Technical Validation

Quality evaluation of the genome assembly and annotation

Completeness of the assembled genome was evaluated using BUSCO (v 5.3.0, parameter: -m prot -c 40 -long -f)53 with actinopterygii_odb10 database, and 97.6%, 97.6% and 97.3% complete BUSCOs were found in the assembled monoploid, Haploid A and Haploid B genomes (Table 8), manifesting high completeness of our assembled genomes. The consistency was estimated by mapping the Illumina short-reads to the assembled genomes using BWA (v 0.7.17). As a result, high mapping rates against the three assemblies (99.87%~99.88%) and high coverages (>99.94%) were also found (Table 8).

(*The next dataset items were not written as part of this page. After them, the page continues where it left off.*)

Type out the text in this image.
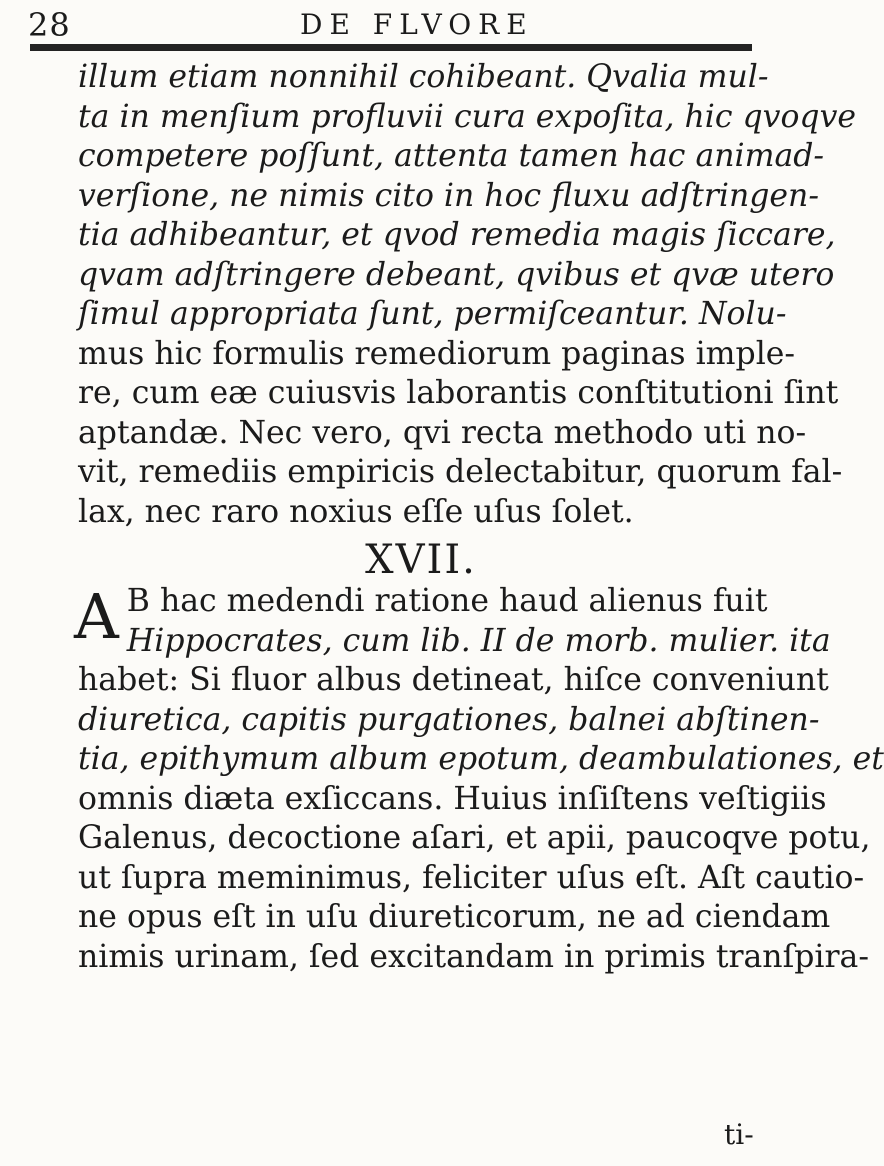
28	DE FLVORE
illum etiam nonnihil cohibeant. Qvalia mul-
ta in menſium profluvii cura expoſita, hic qvoqve
competere poſſunt, attenta tamen hac animad-
verſione, ne nimis cito in hoc fluxu adſtringen-
tia adhibeantur, et qvod remedia magis ſiccare,
qvam adſtringere debeant, qvibus et qvæ utero
ſimul appropriata ſunt, permiſceantur. Nolu-
mus hic formulis remediorum paginas imple-
re, cum eæ cuiusvis laborantis conſtitutioni ſint
aptandæ. Nec vero, qvi recta methodo uti no-
vit, remediis empiricis delectabitur, quorum fal-
lax, nec raro noxius eſſe uſus ſolet.
XVII.
A B hac medendi ratione haud alienus fuit
Hippocrates, cum lib. II de morb. mulier. ita
habet: Si fluor albus detineat, hiſce conveniunt
diuretica, capitis purgationes, balnei abſtinen-
tia, epithymum album epotum, deambulationes, et
omnis diæta exſiccans. Huius inſiſtens veſtigiis
Galenus, decoctione aſari, et apii, paucoqve potu,
ut ſupra meminimus, feliciter uſus eſt. Aſt cautio-
ne opus eſt in uſu diureticorum, ne ad ciendam
nimis urinam, ſed excitandam in primis tranſpira-
ti-
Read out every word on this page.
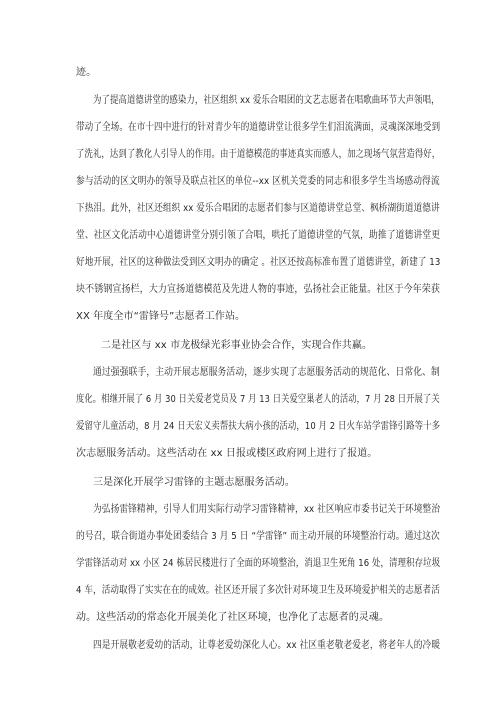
迹。
为了提高道德讲堂的感染力，社区组织 xx 爱乐合唱团的文艺志愿者在唱歌曲环节大声领唱，
带动了全场。在市十四中进行的针对青少年的道德讲堂让很多学生们泪流满面，灵魂深深地受到
了洗礼，达到了教化人引导人的作用。由于道德模范的事迹真实而感人，加之现场气氛营造得好，
参与活动的区文明办的领导及联点社区的单位--xx 区机关党委的同志和很多学生当场感动得流
下热泪。此外，社区还组织 xx 爱乐合唱团的志愿者们参与区道德讲堂总堂、枫桥湖街道道德讲
堂、社区文化活动中心道德讲堂分别引领了合唱，哄托了道德讲堂的气氛，助推了道德讲堂更
好地开展，社区的这种做法受到区文明办的确定 。社区还按高标准布置了道德讲堂，新建了 13
块不锈钢宣扬栏，大力宣扬道德模范及先进人物的事迹，弘扬社会正能量。社区于今年荣获
XX 年度全市“雷锋号”志愿者工作站。
二是社区与 xx 市龙极绿光彩事业协会合作，实现合作共赢。
通过强强联手，主动开展志愿服务活动，逐步实现了志愿服务活动的规范化、日常化、制
度化。相继开展了 6 月 30 日关爱老党员及 7 月 13 日关爱空巢老人的活动，7 月 28 日开展了关
爱留守儿童活动，8 月 24 日天宏义卖帮扶大病小孩的活动，10 月 2 日火车站学雷锋引路等十多
次志愿服务活动。这些活动在 xx 日报或楼区政府网上进行了报道。
三是深化开展学习雷锋的主题志愿服务活动。
为弘扬雷锋精神，引导人们用实际行动学习雷锋精神，xx 社区响应市委书记关于环境整治
的号召，联合街道办事处团委结合 3 月 5 日 “学雷锋” 而主动开展的环境整治行动。通过这次
学雷锋活动对 xx 小区 24 栋居民楼进行了全面的环境整治，消退卫生死角 16 处，清理积存垃圾
4 车，活动取得了实实在在的成效。社区还开展了多次针对环境卫生及环境爱护相关的志愿者活
动。这些活动的常态化开展美化了社区环境，也净化了志愿者的灵魂。
四是开展敬老爱幼的活动，让尊老爱幼深化人心。xx 社区重老敬老爱老，将老年人的冷暖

Using Merqury54, the consensus quality value (QV) of genomes representing per-base consensus accuracy were estimated to be 48.11, 48.01 and 47.93 for the assembled monoploid, haploid A and haploid B genomes, respectively. For the quality evaluation of chromosomes, strong interactive signals were found along the diagonals of Hi-C heatmaps, and no obvious noises were found at other areas (Fig. 2b and S2), supporting the precision of chromosome assembly. Finally, to verify the accuracy of haploid splitting, the assembled Haploid A was aligned to Haploid B and similar syntenic blocks between them were also shown. The result showed high similarity and high synteny between the two haploids, indicating high splitting accuracy (Fig. S4).

Table 8 Completeness and accuracy evaluation of the genome and annotation.

BUSCO analysis was also performed to validate the quality of genome annotation, and the result revealed that 95% of the identified BUSCOs (including 93.5% single-copy and 1.5% duplicated genes) were complete (Table 8). In addition, the length distributions of genes, CDSs, introns and exons in the genomes of P. microlepis, D. rerio, P. simoni, H. molitrix, M. amblycephala and C. idellus were also compared and found to be similar (Fig. S5), indicating the reliability of our genome annotation.